Schedule 3 to the Agreements Act contains the convention between Australia and Canada (the Canadian Convention). Schedule 3A to the Agreements Act contains the protocol amending the Canadian Convention (Canadian Protocol). The Canadian Convention and the Canadian Protocol operate to avoid the double taxation of income received by Australian and Canadian residents.
Article 7(1) of the Canadian Convention provides that the business profits of a Canadian enterprise shall be only taxable in Canada unless the enterprise carries on business in Australia through a permanent establishment situated in Australia. If the enterprise carries on or has carried on business through a permanent establishment, the profits of the enterprise may be taxed in Australia, but only so much of them as is attributable to that permanent establishment.
The term 'permanent establishment' is defined in Article 5(1) of the Canadian Convention as a fixed place of business through which the business of an enterprise is wholly or partly carried on.
Article 5(2) of the Canadian Convention contains a list of examples each of which can be regarded as constituting a permanent establishment such as a place of management, an office, a branch, a factory or a workshop.

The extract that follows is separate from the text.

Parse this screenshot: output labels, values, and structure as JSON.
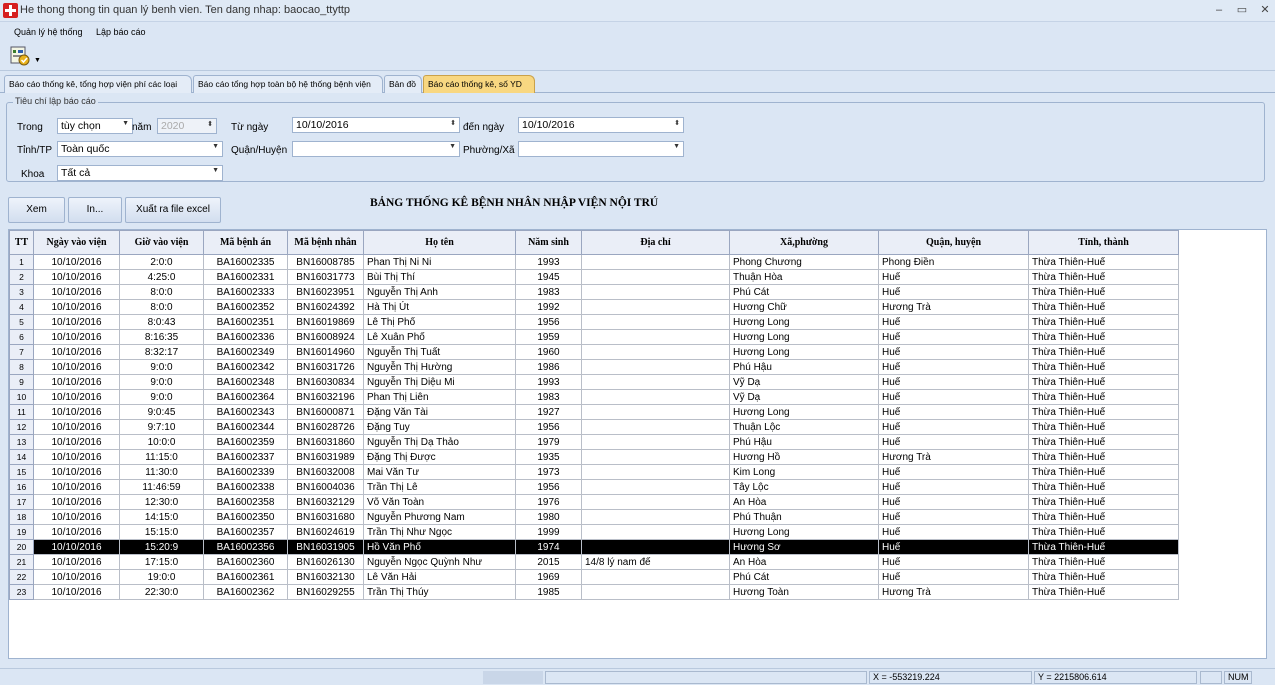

Article 5(3) of the Canadian Convention provides that an enterprise shall not be deemed to have a permanent establishment merely by reason of: (a) the use of facilities solely for the purpose of storage, display or delivery of goods or merchandise belonging to the enterprise; (b) the maintenance of a stock of goods or merchandise belonging to the enterprise solely for the purpose of storage, display or delivery; (c) the maintenance of a stock of goods or merchandise belonging to the enterprise solely for the purpose of processing by another enterprise; (d) the maintenance of a fixed place of business solely for the purpose of purchasing goods or merchandise, or for collecting information, for the enterprise; or (e) the maintenance of a fixed place of business solely for the purpose of activities which have a preparatory or auxiliary character for the enterprise, such as advertising or scientific research.
Taxation Ruling TR 2001/13 discusses the Commissioner's views about interpreting double tax agreements. Paragraph 104 states that the Commentaries on OECD Model Tax Convention on Income and on Capital (OECD Commentary) provide important guidance on interpretation and application of the OECD Model and will often need to be considered, as a matter of practice, in interpreting double tax agreements, at least where the wording is ambiguous.
Paragraph 25 of the OECD Commentary on Article 5 of the OECD Model states that a permanent establishment could also be constituted if an enterprise maintains a fixed place of business in order to supply spare parts to customers for the machinery supplied to such customers, or to maintain or repair such machinery, as this goes beyond the pure delivery mentioned in Article 5(3).
The warehouse floor space leased where stock is stored in order to have it readily available to be sold at trade shows would not be deemed to be a permanent establishment under Article 5(3)(a) and (b) of the Canadian Agreement, if that was the only activity carried on in Australia by the taxpayer. However, the taxpayer's activities go beyond those mentioned in Article 5(3) of the Canadian Convention.
The taxpayer has a fixed place of business in Australia under Article 5(1) and 5(2) of the Canadian Convention taking into account: (a) the maintenance of a rented office in Australia; (b) the administrative functions performed by the employee on a full-time basis in Australia including administration of invoices to customers and receiving of payments from customers; (c) the coordination of delivery of goods and spare parts from the warehouse to customers; and (d) banking of customer payments into the taxpayer's bank account.
As the taxpayer has a permanent establishment in Australia, Article 7(1) of the Canadian Convention applies and the business profits of the taxpayer will be taxable in Australia, but only so much as attributable to that permanent establishment.
Accordingly, the income derived in Australia by the taxpayer is assessable under subsection 6-5(3) of the ITAA 1997.